Saturday, July 04, 2015

Teaching Literature by Helping the Students Lose Themselves in It

Why do students -- college students especially, but high school students as well -- avoid literature classes? We are, after all, a storytelling species. We love stories. Why, then, would we avoid a class on stories?

Perhaps the reason is that literature teachers don't teach literature as stories or as beautiful words arranged beautifully. No, they are primarily teaching them in the worst kinds of reductionist manners imaginable, and are particularly fond of reducing everything to political positions (and it is their political positions which are the height of human virtue, meaning all literature must be thoroughly condemned for not coming to their realizations centuries before).

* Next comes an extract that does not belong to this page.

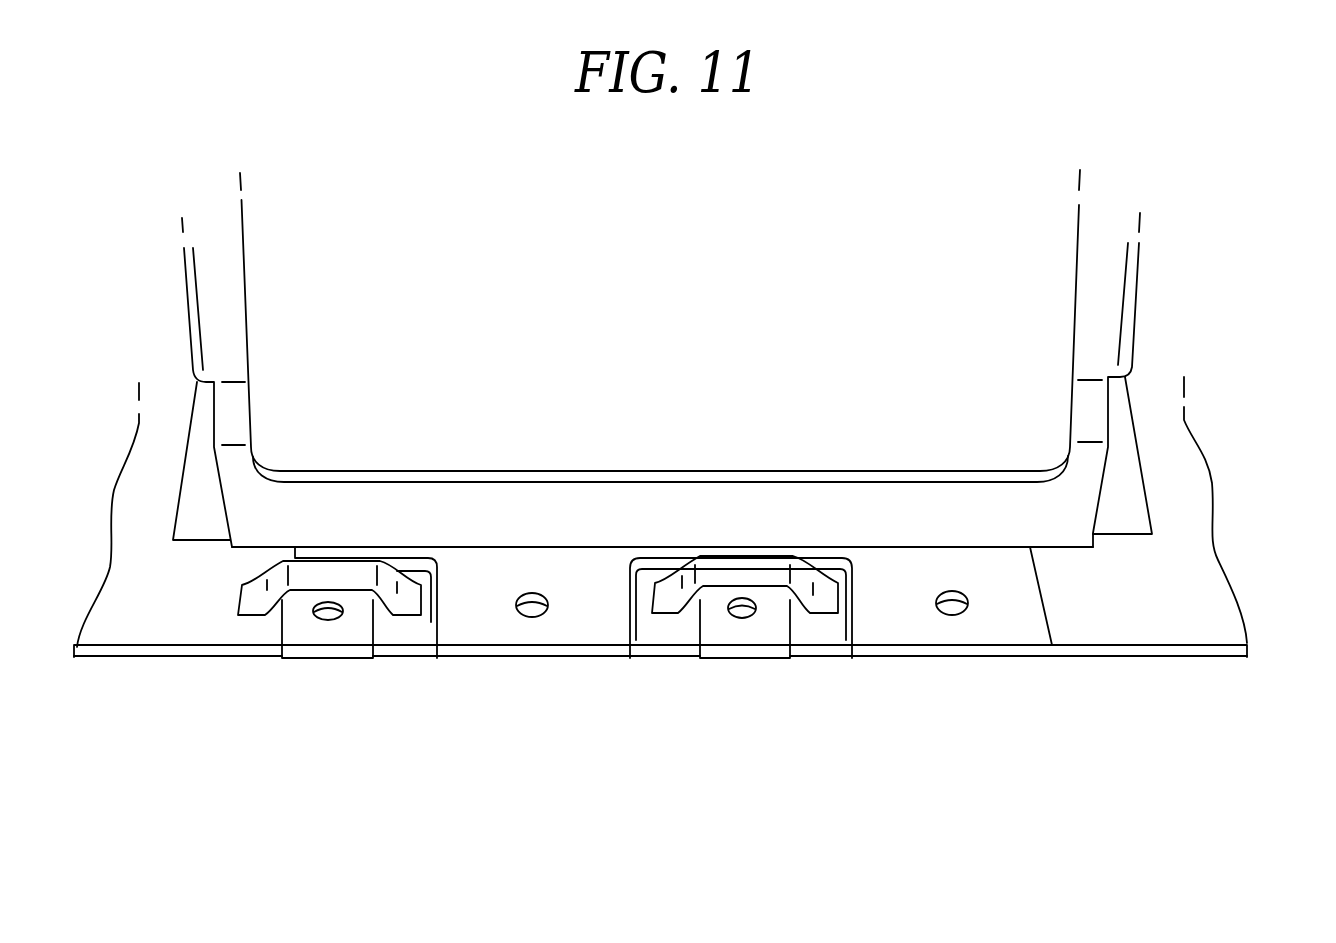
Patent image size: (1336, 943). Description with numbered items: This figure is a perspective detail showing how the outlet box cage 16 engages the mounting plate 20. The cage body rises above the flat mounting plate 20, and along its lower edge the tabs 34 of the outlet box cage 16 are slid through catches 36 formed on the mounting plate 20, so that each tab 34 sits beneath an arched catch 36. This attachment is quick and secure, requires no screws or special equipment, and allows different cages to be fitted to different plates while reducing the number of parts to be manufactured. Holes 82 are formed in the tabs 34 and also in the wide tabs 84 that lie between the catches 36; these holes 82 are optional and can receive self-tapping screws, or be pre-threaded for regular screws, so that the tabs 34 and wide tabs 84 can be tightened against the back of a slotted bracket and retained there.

Students ought to be able to walk away from a literature class excited about literary stories and poems. They like stories and songs, after all.  If we can actually get human beings hating the best stories and songs (in the form of poetry) ever written, we have either failed or have succumbed to a truly evil world view, one designed to dehumanize us from within.

We should real literature because it is entertaining, beautiful, makes us more empathetic because we are reading about idealized human beings who are doing things that are either greater or worse than we have done but with whom we can empathize and therefore become better people.

That is why we ought to read literature. And that's how it ought to be taught. As great works that can make us great people, not by tearing down the works, but by becoming lost in them.